Ob Allergiker oder nicht: Am besten, es kommt gar nicht erst zu einem Stich. Folgende Verhaltensregeln können helfen:

  • Halten Sie Distanz zu blühenden Blumen und Bäumen und verzichten Sie auf Parfüm, Haarspray oder parfümierte Sonnencremes. Bestimmte Düfte provozieren Wespen zum Angriff.
  • Tragen Sie lange Kleidung und bei der Gartenarbeit Handschuhe.
  • Allergiker sollten auf Naturwiesen und an Waldrändern nicht barfuss gehen.
  • Motorradfahrer sollten darauf achten, den Helm auch an heissen Sommertagen geschlossen zu halten und Handschuhe zu tragen.
  • Decken Sie Lebensmittel und Getränke im Freien zu.
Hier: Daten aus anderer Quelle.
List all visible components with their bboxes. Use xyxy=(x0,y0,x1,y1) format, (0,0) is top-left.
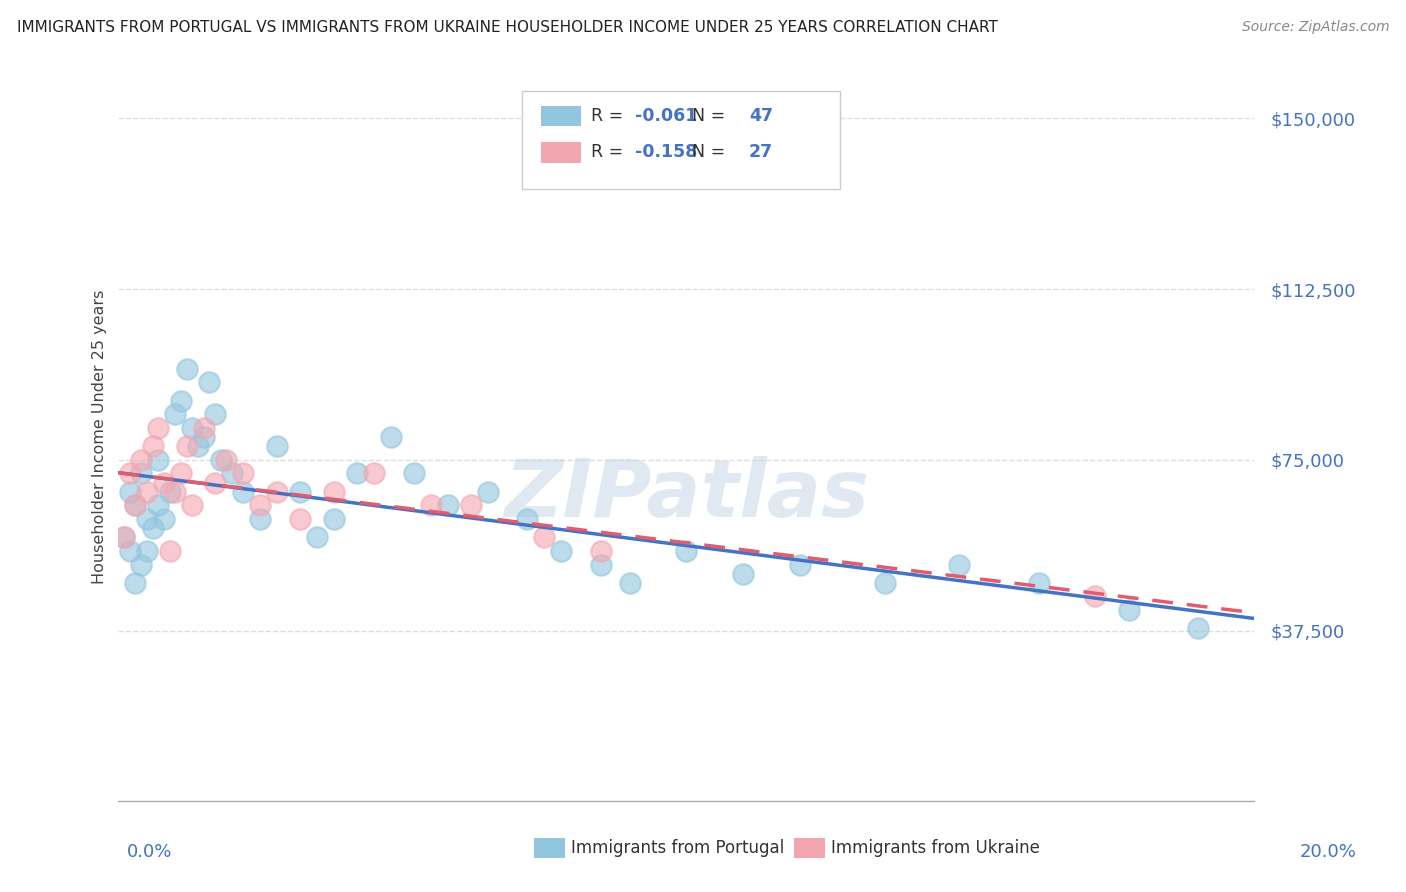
Point xyxy=(363,467,385,481)
Point xyxy=(1187,621,1209,635)
Point xyxy=(307,530,329,544)
Text: -0.061: -0.061 xyxy=(636,107,697,125)
Point xyxy=(176,361,198,376)
Text: 20.0%: 20.0% xyxy=(1301,843,1357,861)
Point xyxy=(159,484,181,499)
Point xyxy=(124,575,146,590)
Y-axis label: Householder Income Under 25 years: Householder Income Under 25 years xyxy=(93,290,107,584)
Point xyxy=(675,544,697,558)
Point xyxy=(266,484,288,499)
Point xyxy=(129,453,152,467)
Point xyxy=(135,512,157,526)
Text: R =: R = xyxy=(591,144,628,161)
Point xyxy=(232,467,254,481)
Point xyxy=(198,376,221,390)
Point xyxy=(221,467,243,481)
Point xyxy=(437,499,460,513)
Point xyxy=(124,499,146,513)
Text: ZIPatlas: ZIPatlas xyxy=(503,457,869,534)
Point xyxy=(153,512,176,526)
Point xyxy=(153,475,176,490)
Point xyxy=(209,453,232,467)
Point xyxy=(118,467,141,481)
Point xyxy=(193,421,215,435)
Point xyxy=(181,499,204,513)
Point xyxy=(148,499,170,513)
Point xyxy=(148,453,170,467)
Point xyxy=(290,512,312,526)
Text: Immigrants from Ukraine: Immigrants from Ukraine xyxy=(831,839,1040,857)
Point xyxy=(875,575,897,590)
FancyBboxPatch shape xyxy=(541,142,581,162)
Point xyxy=(129,558,152,572)
Point xyxy=(550,544,572,558)
Point xyxy=(948,558,970,572)
Point xyxy=(1118,603,1140,617)
Point xyxy=(249,499,271,513)
Text: 47: 47 xyxy=(749,107,773,125)
Point xyxy=(249,512,271,526)
Point xyxy=(419,499,441,513)
Point xyxy=(460,499,482,513)
Point xyxy=(118,544,141,558)
Point xyxy=(323,512,346,526)
Point xyxy=(533,530,555,544)
Point xyxy=(181,421,204,435)
Point xyxy=(170,467,193,481)
Text: -0.158: -0.158 xyxy=(636,144,697,161)
Point xyxy=(148,421,170,435)
Point xyxy=(1028,575,1050,590)
Point xyxy=(112,530,135,544)
Point xyxy=(165,407,187,421)
Point xyxy=(204,407,226,421)
Point xyxy=(380,430,402,444)
Point xyxy=(290,484,312,499)
Point xyxy=(266,439,288,453)
Point xyxy=(591,558,613,572)
Text: 27: 27 xyxy=(749,144,773,161)
Text: N =: N = xyxy=(681,144,731,161)
Point xyxy=(591,544,613,558)
Point xyxy=(141,439,163,453)
Point xyxy=(1084,590,1107,604)
Point xyxy=(789,558,811,572)
Point xyxy=(323,484,346,499)
Point xyxy=(135,544,157,558)
Text: IMMIGRANTS FROM PORTUGAL VS IMMIGRANTS FROM UKRAINE HOUSEHOLDER INCOME UNDER 25 : IMMIGRANTS FROM PORTUGAL VS IMMIGRANTS F… xyxy=(17,20,998,35)
Text: Immigrants from Portugal: Immigrants from Portugal xyxy=(571,839,785,857)
Point xyxy=(204,475,226,490)
FancyBboxPatch shape xyxy=(541,106,581,126)
Point xyxy=(165,484,187,499)
Text: N =: N = xyxy=(681,107,731,125)
FancyBboxPatch shape xyxy=(522,91,839,189)
Point xyxy=(346,467,368,481)
Text: 0.0%: 0.0% xyxy=(127,843,172,861)
Point xyxy=(619,575,641,590)
Text: Source: ZipAtlas.com: Source: ZipAtlas.com xyxy=(1241,20,1389,34)
Point xyxy=(516,512,538,526)
Point xyxy=(477,484,499,499)
Point xyxy=(402,467,425,481)
Point xyxy=(141,521,163,535)
Point xyxy=(193,430,215,444)
Point xyxy=(124,499,146,513)
Point xyxy=(176,439,198,453)
Text: R =: R = xyxy=(591,107,628,125)
Point xyxy=(159,544,181,558)
Point xyxy=(215,453,238,467)
Point xyxy=(232,484,254,499)
Point xyxy=(170,393,193,408)
Point xyxy=(733,566,755,581)
Point xyxy=(112,530,135,544)
Point xyxy=(129,467,152,481)
Point xyxy=(118,484,141,499)
Point xyxy=(135,484,157,499)
Point xyxy=(187,439,209,453)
Kinder bekommen einen Trinkhalm.
  • Keine Garantie, aber einen Versuch wert: eine halbe Zitrone mit Gewürznelken spicken und auf den Tisch stellen. Die meisten Wespen mögen den Duft nicht.
  • Falls es trotz allem zu einer Attacke kommt: Geraten Sie nicht in Panik, machen Sie keine hastigen Bewegungen, und entfernen Sie sich langsam.

«Tun Sie sich etwas Gutes.»

Chantal Hebeisen, Redaktorin

Tun Sie sich etwas Gutes.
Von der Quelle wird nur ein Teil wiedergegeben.